Людмила Улицкая - Искренне ваш Шурик
В вечерние часы Вера всегда находила время, чтобы посидеть в проходной комнате. Угнездившись в обширном кресле, продавленном материнским телом, она открывала ящики письменного стола, перебирала старые письма, разложенные по годам, квитанции по оплате неведомых услуг, бессчетные фотографии, главным образом, ее, Верины. Лучшие из них висели над столом в зыбких рамочках, не терпящих прикосновения: Верочка в сценических костюмах. Лучшее, но столь краткое время ее жизни…
Когда Шурик заставал ее в этой меланхолической позе, он просто тонул от нежного и горького сочувствия: он знал, что помешал великой артистической карьере… Он порывисто обнимал мать за девичьи плечи и шептал:
– Ну, Веруся, ну, мамочка…
И Вера вторила ему:
– Мамочка, мамочка… Мы с тобой одни на свете…
Глава 17
Шурик был убежден, что бабушка умерла из-за того дикого забвения, которое нашло на него, когда он провожал Лилю в Израиль. Его взрослая жизнь началась от темных приступов сердечного страха, будивших среди ночи. Его внутренний враг, раненая совесть, посылала ему время от времени реалистические, невыносимые сны, главным сюжетом которых была его неспособность – или невозможность – помочь матери, которая в нем нуждалась.

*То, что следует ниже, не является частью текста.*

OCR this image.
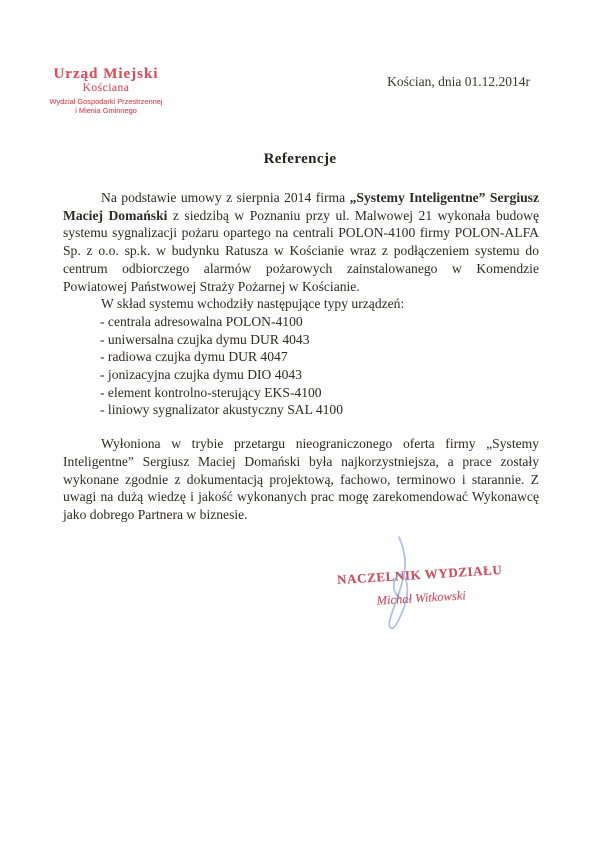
Urząd Miejski
Kościana
Wydział Gospodarki Przestrzennej
i Mienia Gminnego
Kościan, dnia 01.12.2014r
Referencje

Na podstawie umowy z sierpnia 2014 firma „Systemy Inteligentne” Sergiusz Maciej Domański z siedzibą w Poznaniu przy ul. Malwowej 21 wykonała budowę systemu sygnalizacji pożaru opartego na centrali POLON-4100 firmy POLON-ALFA Sp. z o.o. sp.k. w budynku Ratusza w Kościanie wraz z podłączeniem systemu do centrum odbiorczego alarmów pożarowych zainstalowanego w Komendzie Powiatowej Państwowej Straży Pożarnej w Kościanie.

W skład systemu wchodziły następujące typy urządzeń:

- centrala adresowalna POLON-4100
- uniwersalna czujka dymu DUR 4043
- radiowa czujka dymu DUR 4047
- jonizacyjna czujka dymu DIO 4043
- element kontrolno-sterujący EKS-4100
- liniowy sygnalizator akustyczny SAL 4100

Wyłoniona w trybie przetargu nieograniczonego oferta firmy „Systemy Inteligentne” Sergiusz Maciej Domański była najkorzystniejsza, a prace zostały wykonane zgodnie z dokumentacją projektową, fachowo, terminowo i starannie. Z uwagi na dużą wiedzę i jakość wykonanych prac mogę zarekomendować Wykonawcę jako dobrego Partnera w biznesie.

NACZELNIK WYDZIAŁU
Michał Witkowski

Иногда сны эти бывали довольно затейливы и требовали разъяснения. Так, ему приснилась голая Аля Тогусова, лежащая на железной кровати своей общежитейной комнаты, почему-то в остроносых белых ботиночках, которые в прошлом году носила Лиля Ласкина, но только ботиночки эти были сильно изношены, в черных поперечных трещинах. Он же стоит у изножия, тоже голый, и он знает, что сейчас ему нужно войти в нее, и что, как только он это сделает, она начнет превращаться в Лилю, и Аля этого очень хочет, и от него зависит, чтобы превращение произошло в полной точности. Многочисленные свидетели – девочки, которые живут в этой комнате, Стовба среди них, и профессор математики Израйлевич, и Женя Розенцвейг, стоят вокруг кровати, ожидая превращения Али в Лилю. И более того, совершенно определенно известно, что если это произойдет, то Израйлевич поставит ему зачет по математике. Все это совершенно никого не удивляет. Единственное, что странно, – присутствие матильдиных черных кошек на тумбочке рядом с Алиной кроватью… И Аля выжидательно смотрит на него подведенными японскими глазами, и он готов, вполне готов потрудиться, чтобы выпустить из плохонькой Алиной оболочки чудесную Лилю. Но тут начинает звонить телефон – не в комнате, а где-то рядом, может быть, в коридоре, и он знает, что его вызывают к маме в больницу, и ему нельзя медлить ни секунды, потому что иначе с Верой произойдет то, что произошло с бабушкой…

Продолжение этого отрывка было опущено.